21. De voorzieningenrechter volgt verzoeker niet in zijn standpunt dat de ongeldigverklaring van zijn rijbewijs geen stand kan houden, omdat niet expliciet is benoemd op welke categorieën de ongeldigverklaring betrekking heeft. Naar het oordeel van de voorzieningenrechter is het duidelijk dat verzoeker in het geheel niet meer mag rijden. Bij een gedeeltelijke ongeldigverklaring van bepaalde categorieën van het rijbewijs heeft het noemen van die categorieën een toegevoegde waarde. In het geval van verzoeker heeft verweerder naar het oordeel van de voorzieningenrechter kunnen volstaan met het benoemen dat het rijbewijs ongeldig wordt verklaard, temeer nu verweerder in het besluit heeft vermeld “En u mag niet meer rijden.” Naar het oordeel van de voorzieningenrechter kan er geen misverstand bestaan over de reikwijdte van de ongeldigverklaring. Deze grond van verzoeker slaagt niet.

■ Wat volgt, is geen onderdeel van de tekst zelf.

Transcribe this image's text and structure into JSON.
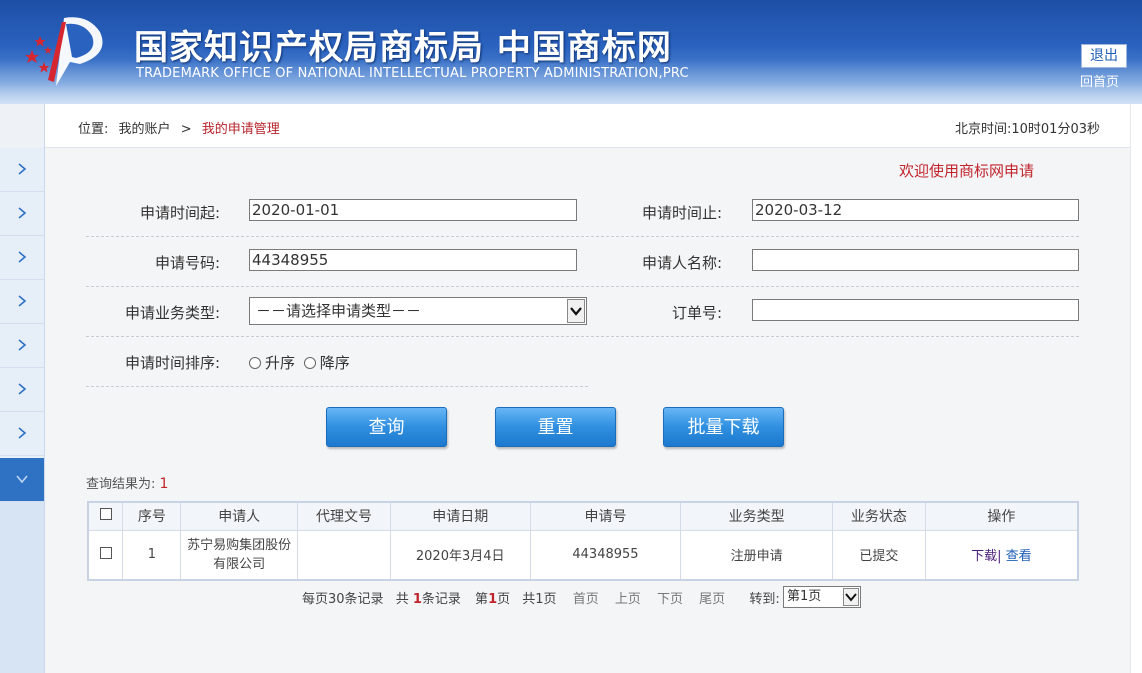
{
  "header": {
    "title_cn": "国家知识产权局商标局 中国商标网",
    "title_en": "TRADEMARK OFFICE OF NATIONAL INTELLECTUAL PROPERTY ADMINISTRATION,PRC",
    "logout": "退出",
    "home": "回首页"
  },
  "breadcrumb": {
    "prefix": "位置:",
    "account": "我的账户",
    "sep": ">",
    "current": "我的申请管理"
  },
  "clock": "北京时间:10时01分03秒",
  "welcome": "欢迎使用商标网申请系统",
  "form": {
    "start_label": "申请时间起:",
    "start_value": "2020-01-01",
    "end_label": "申请时间止:",
    "end_value": "2020-03-12",
    "appno_label": "申请号码:",
    "appno_value": "44348955",
    "applicant_label": "申请人名称:",
    "applicant_value": "",
    "biztype_label": "申请业务类型:",
    "biztype_selected": "－－请选择申请类型－－",
    "order_label": "订单号:",
    "order_value": "",
    "sort_label": "申请时间排序:",
    "sort_asc": "升序",
    "sort_desc": "降序"
  },
  "buttons": {
    "query": "查询",
    "reset": "重置",
    "batch": "批量下载"
  },
  "results": {
    "label": "查询结果为:",
    "count": "1"
  },
  "table": {
    "headers": [
      "序号",
      "申请人",
      "代理文号",
      "申请日期",
      "申请号",
      "业务类型",
      "业务状态",
      "操作"
    ],
    "rows": [
      {
        "index": "1",
        "applicant": "苏宁易购集团股份有限公司",
        "agent_no": "",
        "date": "2020年3月4日",
        "app_no": "44348955",
        "type": "注册申请",
        "status": "已提交",
        "download": "下载",
        "sep": "|",
        "view": "查看"
      }
    ]
  },
  "pager": {
    "per_page": "每页30条记录",
    "total_prefix": "共",
    "total_num": "1",
    "total_suffix": "条记录",
    "page_prefix": "第",
    "page_num": "1",
    "page_suffix": "页",
    "pages": "共1页",
    "first": "首页",
    "prev": "上页",
    "next": "下页",
    "last": "尾页",
    "goto": "转到:",
    "goto_value": "第1页"
  },
  "colors": {
    "accent": "#2f8fe0",
    "highlight_red": "#c0252c",
    "banner": "#2a62bf"
  }
}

22. Het voorgaande betekent dat het primaire besluit B correct is. Het bezwaar hiertegen heeft daarom geen redelijke kans van slagen.
23. De voorzieningenrechter zou echter bij afweging van de betrokken belangen tot het oordeel kunnen komen dat er toch een voorziening moet worden getroffen. Dit kan alleen het geval zijn als zich zeer bijzondere omstandigheden voordoen waardoor de ongeldigverklaring voor verzoeker onevenredig hard uitvalt. Naar het oordeel van de voorzieningenrechter is daarvan echter geen sprake. Dat verzoeker zijn rijbewijs nodig heeft voor zijn werk, maakt niet dat sprake is van een zeer bijzondere omstandigheid op grond waarvan een voorziening moet worden getroffen. Verzoeker is er meermaals op gewezen wat niet (tijdig) betalen voor consequenties heeft. Dat sprake zou zijn van een administratieve fout (op grond waarvan niet tijdig is betaald) vindt de voorzieningenrechter niet heel overtuigend, maar ook indien dit zo zou zijn maakt het niet dat er sprake is van zeer bijzondere omstandigheden. Ook overigens is van dergelijke omstandigheden niet gebleken.
24. Het verzoek (met zaaknummer LEE 22/611) wordt afgewezen.
25. Er is in deze zaak geen aanleiding voor een proceskostenveroordeling.